The Ministry of Agriculture, Forestry and Fisheries has set up a technical working group to negotiate the exporting of bird’s nests to China, in view of its growth potential and value in the market.
Edible bird’s nest, known for its healing qualities in traditional Chinese medicine, is made from the dried saliva of white-nest swiftlet (Aerodramus fuciphagus), a native of Southeast Asia.
According to a letter by the ministry dated July 25, the working group is tasked with preparing technical documents to negotiate the opening of the export market for the product to China by collaborating with the private sector.
The working group would be liaising with China’s General Administration of Customs to sign a protocol on phytosanitary requirements for the export.
It will also disseminate and introduce registration procedures and requirements for companies and other parties who wish to export bird’s nest products to China.
Minister Veng Sakhon told The Post on August 3 that efforts to negotiate with the Chinese side by selecting potential Cambodian agricultural products for export to China, including bird’s nests and durians, have been ongoing.
He said once the working group completes negotiations with the Chinese side, the ministry will prepare the protocol to sign, signalling Cambodia’s agreement to meet China’s requirements for export.
“Currently, we do not have a specific figure on the number of local swiftlet nest producers, as we have to wait for the completion of negotiations with the Chinese side before we can encourage them to register.
“Following that, our officers would train producers and help improve breeding methods to meet the Chinese export standards,” he said.
Tre Nemol, a man-made swiftlet home specialist who is well-versed in the intricacies of the Malaysian market, expressed gratitude to the government for its plans to open up bird’s nest exports to China, noting that it is great news for him and swiftlet farmers alike in Cambodia.
“Our company plans to export edible bird’s nest products directly to China.
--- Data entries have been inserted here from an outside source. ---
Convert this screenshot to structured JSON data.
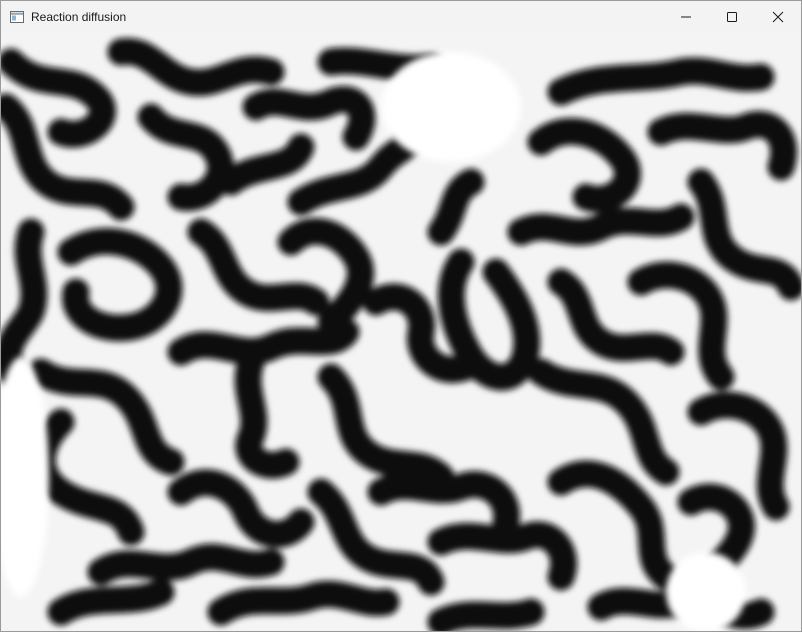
{
  "window": {
    "title": "Reaction diffusion",
    "icon": "app-window-icon",
    "controls": [
      "minimize-icon",
      "maximize-icon",
      "close-icon"
    ]
  },
  "canvas": {
    "content": "reaction-diffusion pattern",
    "colors": {
      "background": "#ffffff",
      "pattern": "#111111"
    }
  }
}
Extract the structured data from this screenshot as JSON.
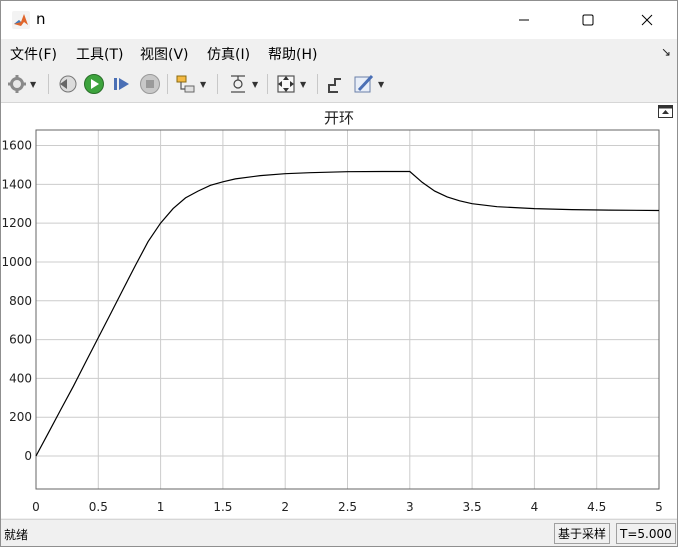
{
  "window": {
    "title": "n",
    "controls": [
      "minimize-icon",
      "maximize-icon",
      "close-icon"
    ]
  },
  "menu": {
    "items": [
      "文件(F)",
      "工具(T)",
      "视图(V)",
      "仿真(I)",
      "帮助(H)"
    ]
  },
  "toolbar": {
    "icons": [
      "gear-icon",
      "step-back-icon",
      "run-icon",
      "step-forward-icon",
      "stop-icon",
      "signal-highlight-icon",
      "cursor-measure-icon",
      "zoom-fit-icon",
      "style-icon",
      "edit-icon"
    ]
  },
  "plot": {
    "title": "开环",
    "background": "#ffffff",
    "line_color": "#000000",
    "grid_color": "#cccccc"
  },
  "chart_data": {
    "type": "line",
    "title": "开环",
    "xlabel": "",
    "ylabel": "",
    "xlim": [
      0,
      5
    ],
    "ylim": [
      -170,
      1680
    ],
    "xticks": [
      "0",
      "0.5",
      "1",
      "1.5",
      "2",
      "2.5",
      "3",
      "3.5",
      "4",
      "4.5",
      "5"
    ],
    "yticks": [
      "0",
      "200",
      "400",
      "600",
      "800",
      "1000",
      "1200",
      "1400",
      "1600"
    ],
    "grid": true,
    "series": [
      {
        "x": [
          0,
          0.1,
          0.2,
          0.3,
          0.4,
          0.5,
          0.6,
          0.7,
          0.8,
          0.9,
          1.0,
          1.1,
          1.2,
          1.3,
          1.4,
          1.5,
          1.6,
          1.8,
          2.0,
          2.2,
          2.5,
          2.8,
          3.0,
          3.1,
          3.2,
          3.3,
          3.4,
          3.5,
          3.7,
          4.0,
          4.3,
          4.6,
          5.0
        ],
        "y": [
          0,
          120,
          240,
          360,
          485,
          610,
          735,
          860,
          985,
          1105,
          1200,
          1275,
          1330,
          1365,
          1395,
          1413,
          1428,
          1445,
          1455,
          1460,
          1465,
          1466,
          1466,
          1410,
          1365,
          1335,
          1315,
          1300,
          1285,
          1275,
          1270,
          1267,
          1265
        ]
      }
    ]
  },
  "status": {
    "left": "就绪",
    "mode": "基于采样",
    "time": "T=5.000"
  }
}
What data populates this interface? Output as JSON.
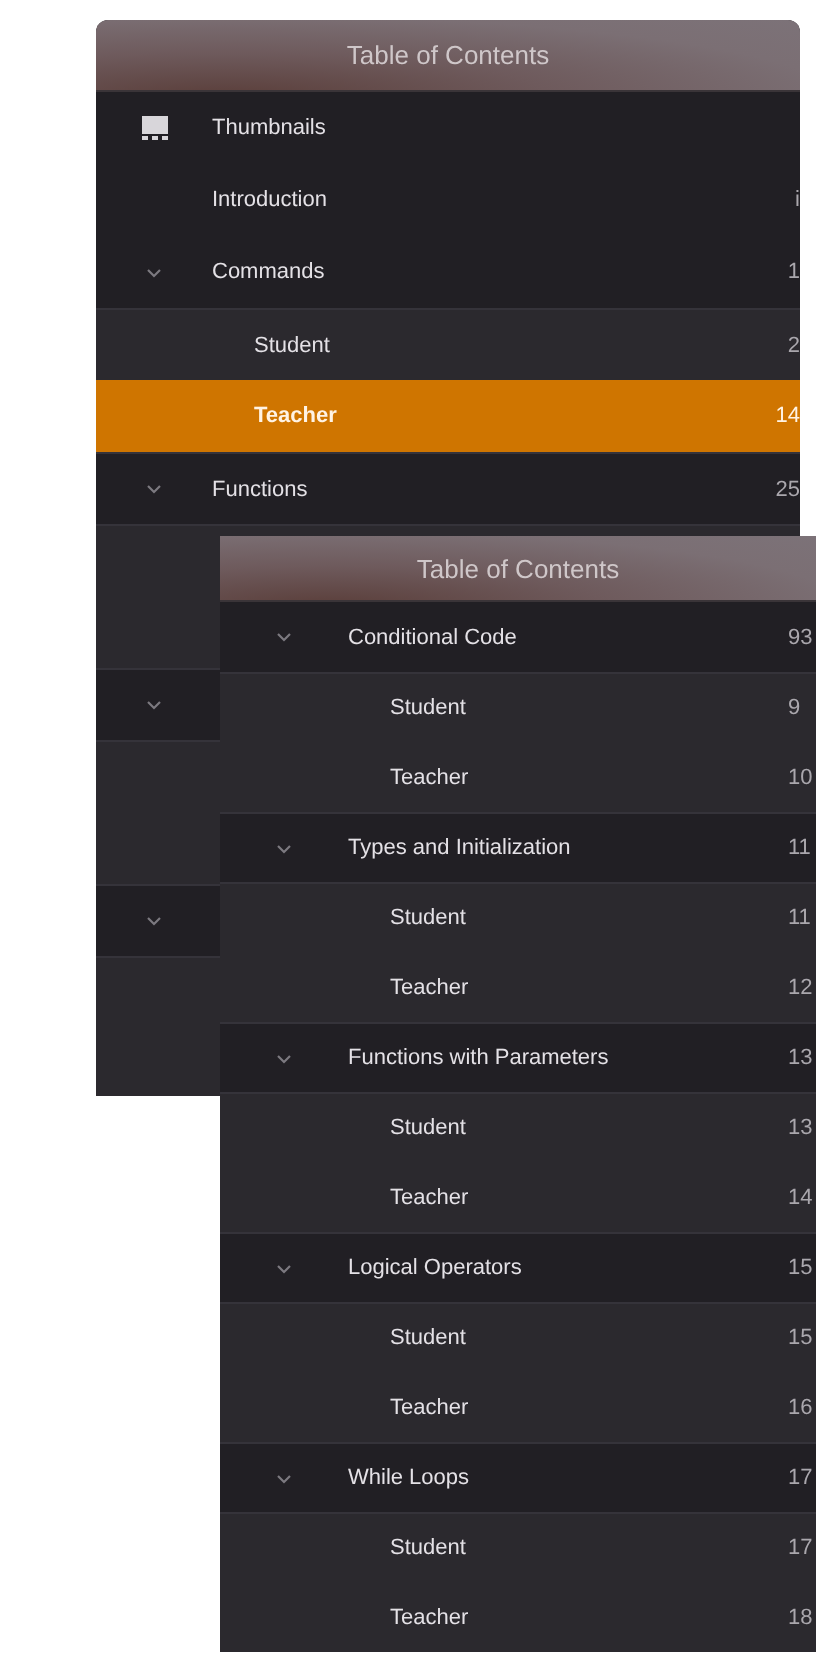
{
  "back_panel": {
    "title": "Table of Contents",
    "items": [
      {
        "kind": "thumbnails",
        "title": "Thumbnails",
        "selected": false
      },
      {
        "kind": "chapter",
        "title": "Introduction",
        "page": "i",
        "selected": false
      },
      {
        "kind": "chapter",
        "title": "Commands",
        "page": "1",
        "expanded": true,
        "selected": false,
        "children": [
          {
            "kind": "entry",
            "title": "Student",
            "page": "2",
            "selected": false
          },
          {
            "kind": "entry",
            "title": "Teacher",
            "page": "14",
            "selected": true
          }
        ]
      },
      {
        "kind": "chapter",
        "title": "Functions",
        "page": "25",
        "expanded": true,
        "selected": false,
        "children": [
          {
            "kind": "covered"
          },
          {
            "kind": "covered"
          }
        ]
      },
      {
        "kind": "covered",
        "expanded": true,
        "children": [
          {
            "kind": "covered"
          },
          {
            "kind": "covered"
          }
        ]
      },
      {
        "kind": "covered",
        "expanded": true,
        "children": [
          {
            "kind": "covered"
          },
          {
            "kind": "covered"
          }
        ]
      }
    ]
  },
  "front_panel": {
    "title": "Table of Contents",
    "items": [
      {
        "kind": "chapter",
        "title": "Conditional Code",
        "page": "93",
        "expanded": true,
        "selected": false,
        "children": [
          {
            "kind": "entry",
            "title": "Student",
            "page": "9",
            "selected": false
          },
          {
            "kind": "entry",
            "title": "Teacher",
            "page": "10",
            "selected": false
          }
        ]
      },
      {
        "kind": "chapter",
        "title": "Types and Initialization",
        "page": "11",
        "expanded": true,
        "selected": false,
        "children": [
          {
            "kind": "entry",
            "title": "Student",
            "page": "11",
            "selected": false
          },
          {
            "kind": "entry",
            "title": "Teacher",
            "page": "12",
            "selected": false
          }
        ]
      },
      {
        "kind": "chapter",
        "title": "Functions with Parameters",
        "page": "13",
        "expanded": true,
        "selected": false,
        "children": [
          {
            "kind": "entry",
            "title": "Student",
            "page": "13",
            "selected": false
          },
          {
            "kind": "entry",
            "title": "Teacher",
            "page": "14",
            "selected": false
          }
        ]
      },
      {
        "kind": "chapter",
        "title": "Logical Operators",
        "page": "15",
        "expanded": true,
        "selected": false,
        "children": [
          {
            "kind": "entry",
            "title": "Student",
            "page": "15",
            "selected": false
          },
          {
            "kind": "entry",
            "title": "Teacher",
            "page": "16",
            "selected": false
          }
        ]
      },
      {
        "kind": "chapter",
        "title": "While Loops",
        "page": "17",
        "expanded": true,
        "selected": false,
        "children": [
          {
            "kind": "entry",
            "title": "Student",
            "page": "17",
            "selected": false
          },
          {
            "kind": "entry",
            "title": "Teacher",
            "page": "18",
            "selected": false
          }
        ]
      }
    ]
  }
}
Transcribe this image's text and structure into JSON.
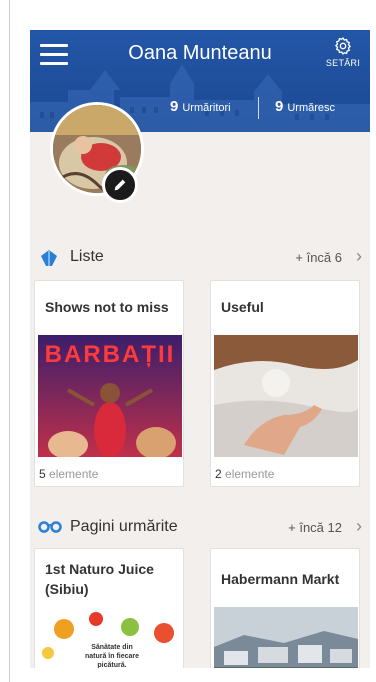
{
  "header": {
    "menu_icon": "hamburger-icon",
    "title": "Oana Munteanu",
    "settings_icon": "gear-icon",
    "settings_label": "SETĂRI",
    "followers_count": "9",
    "followers_label": "Urmăritori",
    "following_count": "9",
    "following_label": "Urmăresc"
  },
  "profile": {
    "edit_icon": "pencil-icon"
  },
  "lists": {
    "icon": "lists-icon",
    "title": "Liste",
    "more": "+ încă 6",
    "cards": [
      {
        "title": "Shows not to miss",
        "poster_text": "BARBAȚII",
        "count": "5",
        "count_label": "elemente"
      },
      {
        "title": "Useful",
        "count": "2",
        "count_label": "elemente"
      }
    ]
  },
  "pages": {
    "icon": "glasses-icon",
    "title": "Pagini urmărite",
    "more": "+ încă 12",
    "cards": [
      {
        "title": "1st Naturo Juice (Sibiu)",
        "ad_text": "Sănătate din natură în fiecare picătură."
      },
      {
        "title": "Habermann Markt"
      }
    ]
  },
  "colors": {
    "header_blue": "#1f4f9c",
    "background": "#f2efed",
    "section_icon_blue": "#2b7fd6"
  }
}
We will register as soon as the negotiation is successful because we currently have a partnership with a Chinese company,” said Nemol, who is also the founder of Swiftlet Cultivation Co Ltd.
“We will be able to expand our edible bird’s nest market amid a remarkable growth in the swiftlet raising business now,” he added.
Chhoeun Vandy, who has been cultivating swiftlets in Battambang province for four years, said he earns an average of $3,000 a month from local customers who buy them for export to Thailand.
“If we can export directly to China, it would be good because in the past we only sold to Thai traders who re-export to China. Direct shipments to China could mean better prices,” he said.
According to swiftlet breeders in Cambodia, uncleaned bird’s nests cost an average of $500 to $600 per kilogramme while cleaned ones cost from $1,600 to over $2,000, depending on size and quality.
In Malaysia, the price of uncleaned bird’s nests is between $800 and $1,000.